Todo comenzó una mañana como una broma de buen gusto. Mi cuñado me encerró en una cabina donde había silencio absoluto. Desde fuera, él me hacía señales como diciendo, grita. Sentí cierta paz, en aquel puesto de trabajo insonoro. Me hubiese quedado allí encapsulado mínimo algunas horas. Pero lo que empezó como un juego continuó como algo que aumentaba en su extrañeza. Enseguida, acompañé a mi sobrina a clases de costura y al entrar al edificio ella prefirió subir por las escaleras y yo decidí introducirme en aquel ascensor, mínimo, para una persona. El taller, estaba en un décimo pero a mí me pareció que estaba en la estratosfera. Salí sudando, di un beso de despedida a mi sobrina y volví a aquella tumba en movimiento, que soporté con los ojos cerrados y rezando oraciones que ni siquiera recordaba. Me llevaron al centro comercial en un coche de dos plazas y después de cazar diez prendas al vuelo me introduje obligado en un probador de cortinas de terciopelo demasiado pesadas y asfixiantes. Semidesnudo y rojo, todo me quedaba grande. Parecía una celda. Era un Juan de Arco bajo una montaña de pantalones cargo. Me metí en la ducha nada más llegar a casa. Las mamparas parecían achicarse y el olor a gel vainilla se hacía cada vez más intenso. Podía verme reflejado en el espejo del baño, una mancha desnuda color carne, pasada por un filtro de cristal ahumado.
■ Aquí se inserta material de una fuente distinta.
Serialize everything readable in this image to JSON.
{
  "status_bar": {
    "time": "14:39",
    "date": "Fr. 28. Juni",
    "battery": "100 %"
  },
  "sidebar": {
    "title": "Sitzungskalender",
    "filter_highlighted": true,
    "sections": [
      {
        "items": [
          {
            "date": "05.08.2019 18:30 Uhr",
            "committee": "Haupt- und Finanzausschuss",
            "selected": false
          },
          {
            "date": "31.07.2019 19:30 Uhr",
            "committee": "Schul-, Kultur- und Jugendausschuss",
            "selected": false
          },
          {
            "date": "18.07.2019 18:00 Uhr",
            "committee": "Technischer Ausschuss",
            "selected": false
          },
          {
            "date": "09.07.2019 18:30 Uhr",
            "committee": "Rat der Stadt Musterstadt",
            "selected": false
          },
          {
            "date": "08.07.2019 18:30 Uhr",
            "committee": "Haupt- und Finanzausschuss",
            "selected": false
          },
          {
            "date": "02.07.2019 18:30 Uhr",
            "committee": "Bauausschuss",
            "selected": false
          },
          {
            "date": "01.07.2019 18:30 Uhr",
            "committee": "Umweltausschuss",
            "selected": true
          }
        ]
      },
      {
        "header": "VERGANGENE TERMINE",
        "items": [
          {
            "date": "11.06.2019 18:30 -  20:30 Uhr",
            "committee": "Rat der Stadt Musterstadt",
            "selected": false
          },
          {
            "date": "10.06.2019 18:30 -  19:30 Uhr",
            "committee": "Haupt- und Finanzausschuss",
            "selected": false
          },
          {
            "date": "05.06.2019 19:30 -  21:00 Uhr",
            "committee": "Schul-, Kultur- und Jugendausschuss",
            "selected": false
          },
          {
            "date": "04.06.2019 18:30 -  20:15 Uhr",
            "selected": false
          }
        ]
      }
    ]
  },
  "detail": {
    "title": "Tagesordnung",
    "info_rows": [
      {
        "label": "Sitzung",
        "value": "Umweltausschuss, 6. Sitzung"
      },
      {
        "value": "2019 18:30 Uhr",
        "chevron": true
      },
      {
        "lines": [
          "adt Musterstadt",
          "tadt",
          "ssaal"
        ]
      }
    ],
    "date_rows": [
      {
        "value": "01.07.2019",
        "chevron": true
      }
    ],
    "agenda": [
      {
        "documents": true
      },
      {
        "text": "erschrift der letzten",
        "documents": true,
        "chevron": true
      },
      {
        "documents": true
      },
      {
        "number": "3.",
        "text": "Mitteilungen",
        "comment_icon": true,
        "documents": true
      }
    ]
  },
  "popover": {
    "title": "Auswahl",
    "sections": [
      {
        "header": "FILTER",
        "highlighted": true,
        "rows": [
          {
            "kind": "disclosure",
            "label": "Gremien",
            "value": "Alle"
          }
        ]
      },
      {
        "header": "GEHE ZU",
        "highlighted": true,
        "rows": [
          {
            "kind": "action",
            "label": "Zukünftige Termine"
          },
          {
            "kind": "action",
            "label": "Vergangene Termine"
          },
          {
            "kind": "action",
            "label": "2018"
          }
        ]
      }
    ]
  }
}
Llevaba todo el día de cápsula en cápsula y eché de menos correr por un campo floreado. Pensé que sería buena idea bajar a aquel parque más cercano a pasear a pesar de estar todavía húmedo. Uno de mis sobrinos quiso acompañarme, me hizo ilusión. Lo que no me hizo tanta, después de llegar a la cima de una de las pequeñas montañas, fue que me mirara con aquellos preciosos ojos suplicantes y me dijera: vamos a montar en el teleférico.